(Bloomberg) -- HP Inc. shares tumbled to their lowest level in more than two years on Friday after the company announced a broad restructuring designed to cut costs and boost sales growth. It will cut as much as 16% of its workforce in the reorganization, which will cost $1 billion.
The personal computer company also gave a forecast for its adjusted 2020 earnings, and both boosted its stock buyback program and lifted its dividend.
Analysts were cautious about the news, with Citi forecasting “turbulence ahead” for the stock. While Wells Fargo wrote that some of the changes were “largely unavoidable,” Loop Capital Markets was surprised by the breadth of the plan, and lowered its view on the stock to hold. Many firms wrote that there was elevated execution risk as a result of the restructuring.
The stock fell as much as 9.4% and was trading at its lowest since February 2017. HP has already dropped more than 36% from a peak in October 2018.
Here’s what analysts are saying about the announcement:
Loop Capital Markets, Ananda Baruah
Downgrades the stock to hold from buy and cuts price target to $19 from $21.
“The breadth and depth of this plan was unexpected,” and there is now “reduced visibility” to the company’s printing business “given new structural and restructuring initiatives.”
It is “very realistic” that operating margins decline, and “our experience is it can be challenging for a stock to appreciate if OMs are declining.”
Morgan Stanley, Katy Huberty
This was a “bold” strategy, but “many of the announced changes will take multiple quarters - and some years - to implement, and come with considerable risks.”
Investors are “unlikely to gain greater confidence” in the stock until they get signs that the strategy is beginning to bear fruit.
Equal-weight rating, price target lowered by $1 to $20. Calls the valuation attractive.
Citi, Jim Suva
There will be “turbulence ahead” given the announcements, which featured positive news on profit growth and innovations, along with negatives in the restructuring.
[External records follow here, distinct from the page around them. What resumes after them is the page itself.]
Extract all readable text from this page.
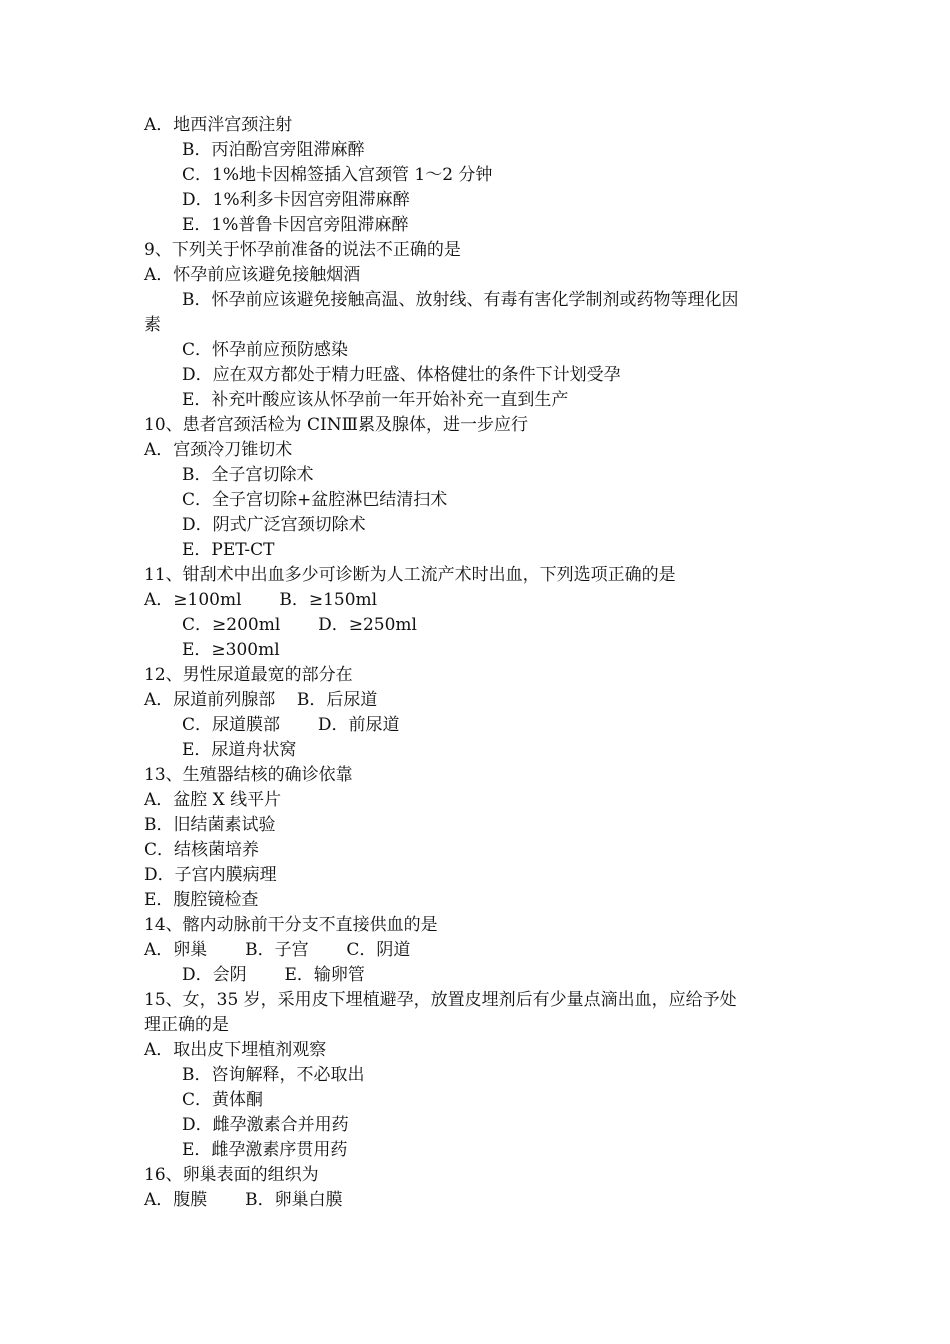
A．地西泮宫颈注射
B．丙泊酚宫旁阻滞麻醉
C．1%地卡因棉签插入宫颈管 1～2 分钟
D．1%利多卡因宫旁阻滞麻醉
E．1%普鲁卡因宫旁阻滞麻醉
9、下列关于怀孕前准备的说法不正确的是
A．怀孕前应该避免接触烟酒
B．怀孕前应该避免接触高温、放射线、有毒有害化学制剂或药物等理化因
素
C．怀孕前应预防感染
D．应在双方都处于精力旺盛、体格健壮的条件下计划受孕
E．补充叶酸应该从怀孕前一年开始补充一直到生产
10、患者宫颈活检为 CINⅢ累及腺体，进一步应行
A．宫颈冷刀锥切术
B．全子宫切除术
C．全子宫切除+盆腔淋巴结清扫术
D．阴式广泛宫颈切除术
E．PET-CT
11、钳刮术中出血多少可诊断为人工流产术时出血，下列选项正确的是
A．≥100ml       B．≥150ml
C．≥200ml       D．≥250ml
E．≥300ml
12、男性尿道最宽的部分在
A．尿道前列腺部    B．后尿道
C．尿道膜部       D．前尿道
E．尿道舟状窝
13、生殖器结核的确诊依靠
A．盆腔 X 线平片
B．旧结菌素试验
C．结核菌培养
D．子宫内膜病理
E．腹腔镜检查
14、髂内动脉前干分支不直接供血的是
A．卵巢       B．子宫       C．阴道
D．会阴       E．输卵管
15、女，35 岁，采用皮下埋植避孕，放置皮埋剂后有少量点滴出血，应给予处
理正确的是
A．取出皮下埋植剂观察
B．咨询解释，不必取出
C．黄体酮
D．雌孕激素合并用药
E．雌孕激素序贯用药
16、卵巢表面的组织为
A．腹膜       B．卵巢白膜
The job cuts represent “largest workforce reduction by HP since its separation in 2015 and this could be a distraction for the company.”
Affirms neutral rating and $20 price target.
Wells Fargo Securities, Aaron Rakers
Changes to HP’s printing business were “largely unavoidable,” but “investors will view HP’s capitulation as net-negative.”
There is “growing execution risk associated with HP’s realignment of its printing businessand simultaneous cost-cutting efforts.”
Market-perform rating, $20 price target.
What Bloomberg Intelligence Says:
“HP can still generate considerable cash in the near term, but this will require meaningful emphasis on cost cutting and may not be sustainable.”